We live in a go-go world these days. Running around and barely taking the time to eat proper meals. This is affecting our health as we need good fuel for good energy. Many people don’t equate the little symptoms they are experiencing with malnutrition. I know this sounds extreme in North America but after 45 years of seeing clients, I have witnessed this many times.
Last month, I wrote about the importance of protein (amino acids) for your health. In this blog I am going to weigh the options you have for a very fast breakfast using a protein powder. Protein powder is an easy way to get the protein you need but you want the right one. Remember I said protein is “of first importance”. The ‘building blocks’ or ‘bricks’ necessary to maintain, build, repair and heal all cells, tissues, organs, hormones, etc. So it is a great way to start your day.
First you want to figure out your protein needs. For weight in pounds just take your weight and divide by two. For kilograms, you need about one gram of protein each day for every kilogram you weigh. Then you want to start looking at labels. Check the label to be sure the product contains at least 14 grams of protein and is low in fat and sugar.

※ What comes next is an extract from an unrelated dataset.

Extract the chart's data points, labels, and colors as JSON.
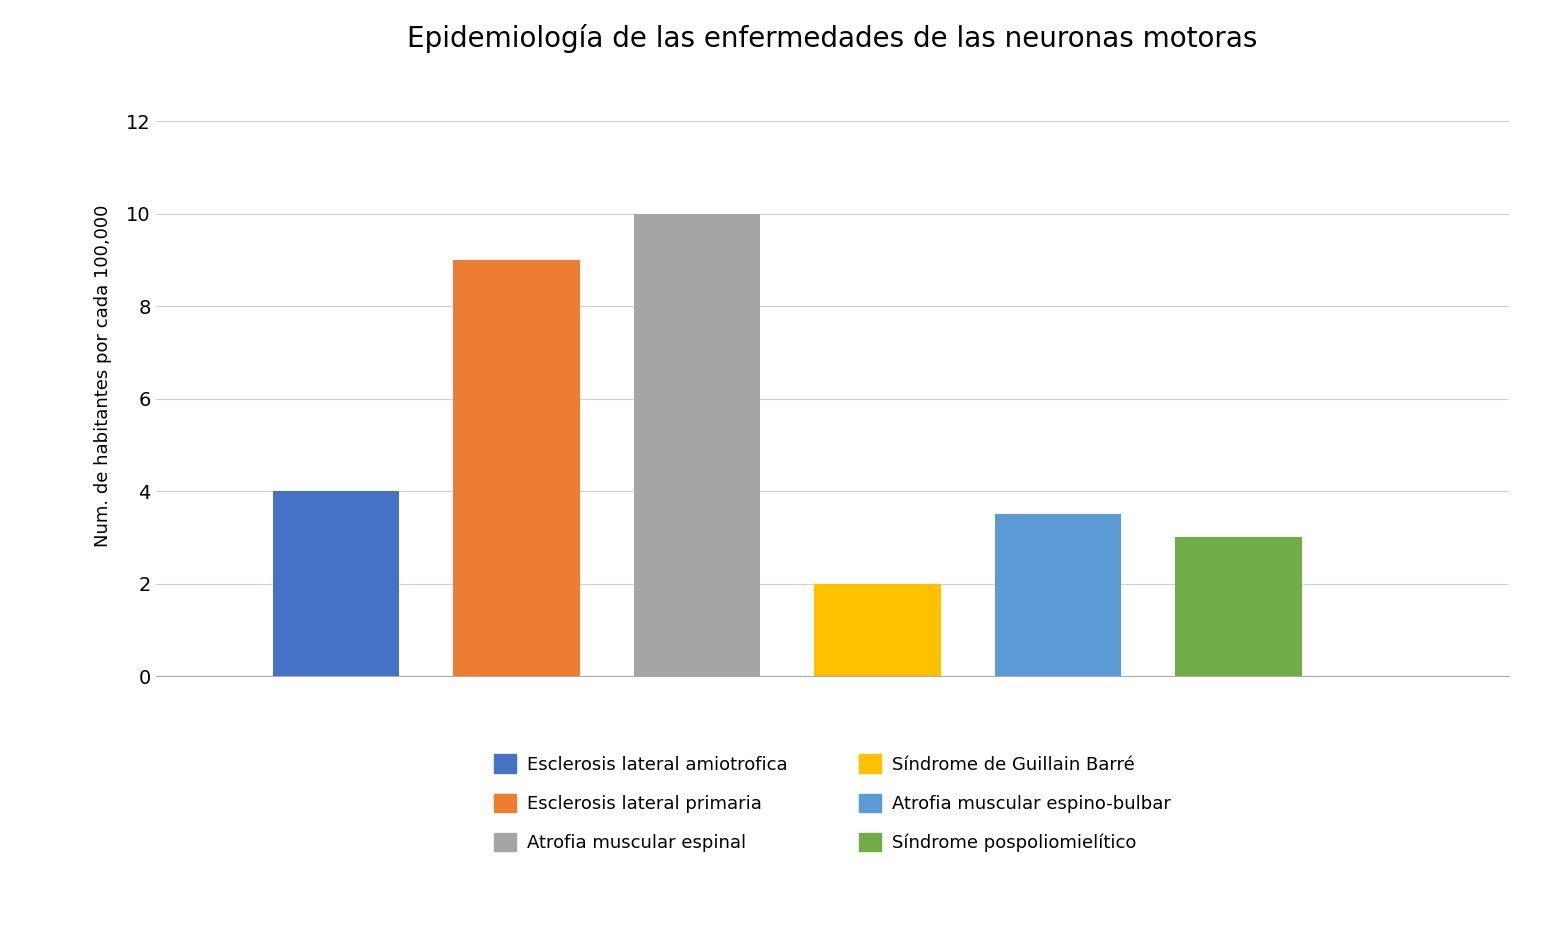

Also the protein quality has to be considered. With protein powders, you need to consider its amino acid composition. The PDCAAS (Protein Digestibility Corrected Amino Acids Score) is an important factor to consider when looking for a good protein powder. The US Food and Drug Administration (FDA) adopted this evaluation as “the preferred best” method to determine protein quality. Number 1 in PDCAAS means it digests well. Another criteria is the Protein Efficiency Ratio. The nutritive value of protein is determined by the degree to which the protein’s amino acid profile matches the body’s amino acid needs called PER (Protein Efficiency Ratio), the better the match, the higher the value. You may need to do some research into the brand of protein you are considering. That’s what I did to find the protein powder with the highest possible rating (better than milk).
There are different kinds of protein powders to consider, the plant sourced like rice, pea, hemp and soy and the animal sourced like casein, whey and egg. Vegetable protein is easier on the kidneys than animal protein. The different physical and/or chemical properties within the various types of protein may affect the rate of protein digestion. Generally speaking the plant based amino acid availability is higher than the animal sourced protein powders because of the various protein metabolic responses.
The other characteristic to consider is the effect on the glycemic index (the effect food has on blood sugar). You want a protein powder that produces an even flow of energy because it has a low glycemic index. So watch the rice, pea and hemp proteins to see if you feel hungry after ingesting them. That is a sign that those types of protein have a negative impact on your glycemic index.
In terms of the animal proteins, make sure that you investigate the animal source and quality, the health of the animal, feed quality (pesticides, fertilizers, etc.), use of antibiotics, drugs, hormones, etc. Research to make sure your whey protein supply is from New Zealand as that is the best source of whey. Also consider if you are lactose intolerant, you may want to seek a vegetarian protein powder.
Lastly when it comes to a soy protein powder, make sure the soy is non GMO (a genetically engineered organism) and also make sure it is water washed. Most of the soy in the marketplace is solvent washed which destroys the nutrient value and creates a toxic substance and that is what gives soy a bad name.
So do your research and you will find the best protein powder that will give you that fast breakfast and that great fuel for a great energetic day.